Dear Coach: What are some good open-water swim drills?
#1: Floating and Sculling
Take this time to get used to having no lane markers, no wall, and no visibility of the bottom. Practice floating on your back with gentle sculling; practice side stroking and easy breaststroking. Practice treading water for 1-2 minutes then coming back to a horizontal position. Check out the visibility with your goggles on, both under water and with your head up.
#2: Swim Straight Drill
Swim with your eyes closed for about 10-20 strokes and see where you end up. It’s helpful if someone on the land can watch you do this to see if you veer to the left or to the right. If’ you’re not swimming straight, remind yourself to sight more often, ideally about every three to five strokes.
#3: Sighting Drill
Choose your landmarks ahead of time—preferably an immoveable object on the shore such as a building or a tree. Your goggles should be just barely above the water line when sighting. As you begin the right arm pull, instead of turning your head to breathe, you should extend your neck forward looking ahead to grab a glance. The pushing down of your right hand against the water will hold your head up for a split second. Sighting is recommended every six to 10 strokes or every three to five if you have trouble with swimming straight.
#4: Polo Drill
This is simply swimming with your head raised up out of the water, water polo style. It can help to improve your sighting.
#5: Swim Straight Drill
It helps to know which way you drift or veer—many of us have in-built asymmetries that can contribute to this. You can easily find this out by swimming in a lane with your eyes closed, then open them every few strokes and see where you are relative to the black line. Swimming straight can save you a lot of time and effort. No one wants to swim further than they need to!

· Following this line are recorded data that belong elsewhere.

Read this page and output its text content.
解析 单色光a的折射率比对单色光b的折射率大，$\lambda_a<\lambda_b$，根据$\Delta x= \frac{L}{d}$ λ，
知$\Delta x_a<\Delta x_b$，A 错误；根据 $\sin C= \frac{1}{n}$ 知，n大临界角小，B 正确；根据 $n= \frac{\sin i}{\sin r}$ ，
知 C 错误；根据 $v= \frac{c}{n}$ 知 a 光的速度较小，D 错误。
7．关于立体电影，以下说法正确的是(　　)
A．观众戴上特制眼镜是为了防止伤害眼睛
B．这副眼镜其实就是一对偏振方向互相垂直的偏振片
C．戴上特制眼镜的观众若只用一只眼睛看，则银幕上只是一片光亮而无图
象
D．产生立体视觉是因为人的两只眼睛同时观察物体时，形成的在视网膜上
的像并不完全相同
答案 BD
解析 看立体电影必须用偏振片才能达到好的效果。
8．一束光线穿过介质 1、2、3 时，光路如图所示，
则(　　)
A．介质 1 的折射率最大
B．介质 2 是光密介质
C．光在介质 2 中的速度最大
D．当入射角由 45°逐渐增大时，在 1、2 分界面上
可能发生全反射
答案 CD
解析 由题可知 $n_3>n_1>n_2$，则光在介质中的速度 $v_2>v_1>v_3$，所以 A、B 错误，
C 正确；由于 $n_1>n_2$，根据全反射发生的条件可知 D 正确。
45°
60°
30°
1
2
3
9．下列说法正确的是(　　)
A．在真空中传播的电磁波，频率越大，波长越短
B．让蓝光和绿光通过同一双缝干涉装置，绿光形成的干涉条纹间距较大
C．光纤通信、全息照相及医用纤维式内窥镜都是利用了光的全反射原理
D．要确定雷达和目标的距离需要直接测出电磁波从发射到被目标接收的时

Getting directly behind someone or on another swimmer’s hip can keep you at your race pace without having to work as hard. I always tell my athletes to look for bubbles and don’t swim so close that you are constantly hitting their feet. Also, it’s important to remember that you should still sight for yourself; don’t just follow the feet in front of you as there’s no guarantee the swimmer is staying on course.
#7: Bilateral breathing
This is best practiced in the pool during warm-up or within a few main sets. It feels awkward at first but is well worth the effort. Bilateral breathing refers to breathing either side (i.e., not just to your left or right). It is invaluable as quite often in a race you’ll need to be able to breathe to both sides due to conditions or drafting.
#8: Rounding the Buoy Drill
As you approach the buoy, try to cut the turn as tightly as possible (even if you have to use short quick strokes), and practice maneuvering as smoothly and quickly as you can, ideally with some training buddies so you get used to the close proximity of other swimmers. Be careful not to drop your legs/hips too much and kill all of your speed; you should aim to swim around the buoy as quickly as possible. You can also try doing a 360-degree turn with a few strokes of backstroke at the turnaround.
#9: Safety Swim Drill
This can be easy breaststroke, easy sculling, side stroke, or swimming easy with your head out of the water. This is your go-to stroke if you are tired, are feeling anxious, or just need a few strokes of rest during your race.
#10: Wetsuit Drill
Practice getting out of the water and taking off your wetsuit in the quickest time possible. It helps to have someone time you and/or race with training buddies. As you run to the shore out of the lake or ocean, put your goggles on your head while unzipping your wetsuit to your waist. Run with the wetsuit at waist length until you get to T1. Practice pulling the suit down and stepping out of it quickly.